The journey to transform the banana supply chain
Thanks to their versatility, affordability and health benefits, bananas remain one of the most popular and nutritious snacks worldwide. The banana supply chain, however, is not always viewed in the same favorable light. Especially when it comes to sustainability.
"Our goal at IFCO is to make the fresh grocery supply chain sustainable for every type of fruit and vegetable, as well as for meat, fish, eggs and baked goods. Naturally, this ambitious target covers bananas, too," explains Michael Meierhöfer, Vice President Sales, New Market Verticals at IFCO, and the company’s resident expert on the banana supply chain.
"Understanding the complex and interconnected networks, systems and activities behind every banana in the stores is key to making the banana supply chain sustainable," he adds
When was the first reusable banana crate launched?

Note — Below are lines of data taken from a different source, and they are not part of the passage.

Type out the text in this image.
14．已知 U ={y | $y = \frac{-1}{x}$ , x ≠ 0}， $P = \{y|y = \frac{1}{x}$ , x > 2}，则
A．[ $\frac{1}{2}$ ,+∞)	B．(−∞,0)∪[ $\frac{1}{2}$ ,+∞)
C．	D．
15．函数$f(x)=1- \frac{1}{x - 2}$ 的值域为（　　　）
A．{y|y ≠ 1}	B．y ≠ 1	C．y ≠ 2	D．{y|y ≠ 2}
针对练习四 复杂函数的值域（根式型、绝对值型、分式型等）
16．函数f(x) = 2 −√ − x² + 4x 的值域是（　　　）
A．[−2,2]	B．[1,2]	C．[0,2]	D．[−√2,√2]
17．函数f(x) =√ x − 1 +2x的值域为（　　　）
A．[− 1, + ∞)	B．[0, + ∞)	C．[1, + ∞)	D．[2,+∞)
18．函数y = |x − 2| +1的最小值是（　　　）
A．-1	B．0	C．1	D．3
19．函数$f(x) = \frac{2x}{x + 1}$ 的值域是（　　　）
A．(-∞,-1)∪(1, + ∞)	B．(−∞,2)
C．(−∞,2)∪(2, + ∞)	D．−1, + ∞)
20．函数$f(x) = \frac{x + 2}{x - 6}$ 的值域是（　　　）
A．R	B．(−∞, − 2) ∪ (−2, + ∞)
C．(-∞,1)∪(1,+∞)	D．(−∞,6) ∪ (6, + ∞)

"Fresh produce transportation strategies are key areas in which IFCO excels," explains Meierhöfer. Roughly 30 years of experience in designing, producing and pooling Reusable Packaging Containers (RPCs) is packed inside IFCO innovations. The first IFCO RPC was developed in the early 1990s.

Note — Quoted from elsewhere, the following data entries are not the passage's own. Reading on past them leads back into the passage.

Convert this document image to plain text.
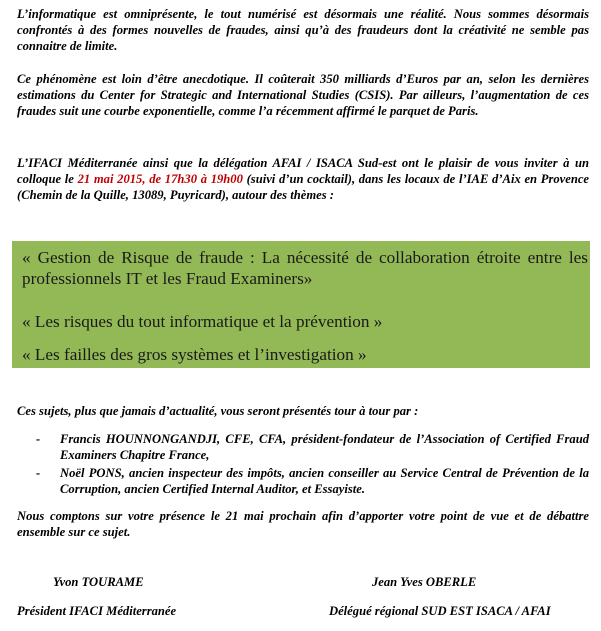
L’informatique est omniprésente, le tout numérisé est désormais une réalité. Nous sommes désormais confrontés à des formes nouvelles de fraudes, ainsi qu’à des fraudeurs dont la créativité ne semble pas connaitre de limite.

Ce phénomène est loin d’être anecdotique. Il coûterait 350 milliards d’Euros par an, selon les dernières estimations du Center for Strategic and International Studies (CSIS). Par ailleurs, l’augmentation de ces fraudes suit une courbe exponentielle, comme l’a récemment affirmé le parquet de Paris.

L’IFACI Méditerranée ainsi que la délégation AFAI / ISACA Sud-est ont le plaisir de vous inviter à un colloque le 21 mai 2015, de 17h30 à 19h00 (suivi d’un cocktail), dans les locaux de l’IAE d’Aix en Provence (Chemin de la Quille, 13089, Puyricard), autour des thèmes :

« Gestion de Risque de fraude : La nécessité de collaboration étroite entre les professionnels IT et les Fraud Examiners»

« Les risques du tout informatique et la prévention »

« Les failles des gros systèmes et l’investigation »

Ces sujets, plus que jamais d’actualité, vous seront présentés tour à tour par :

- Francis HOUNNONGANDJI, CFE, CFA, président-fondateur de l’Association of Certified Fraud Examiners Chapitre France,
- Noël PONS, ancien inspecteur des impôts, ancien conseiller au Service Central de Prévention de la Corruption, ancien Certified Internal Auditor, et Essayiste.

Nous comptons sur votre présence le 21 mai prochain afin d’apporter votre point de vue et de débattre ensemble sur ce sujet.

Yvon TOURAME

Président IFACI Méditerranée

Jean Yves OBERLE

Délégué régional SUD EST ISACA / AFAI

And the first IFCO reusable banana crate, the Caja Oro, along with a customized version of the IFCO SmartCycle™ closed loop pooling system specifically for the unique challenges of the global banana trade, was launched in the US over 15 years ago. Meierhöfer was the person responsible for its launch across Europe."Our experience and success lie in increasing food safety while reducing food and solid waste, energy use and water consumption. All of these goals have priority when you are aiming for a sustainable supply chain, whatever the produce," adds Meierhöfer.
Learnings from the first generation of banana RPCs, the Caja Oro, have been plugged into the next generation of reusable crates: the Banana Lift Lock.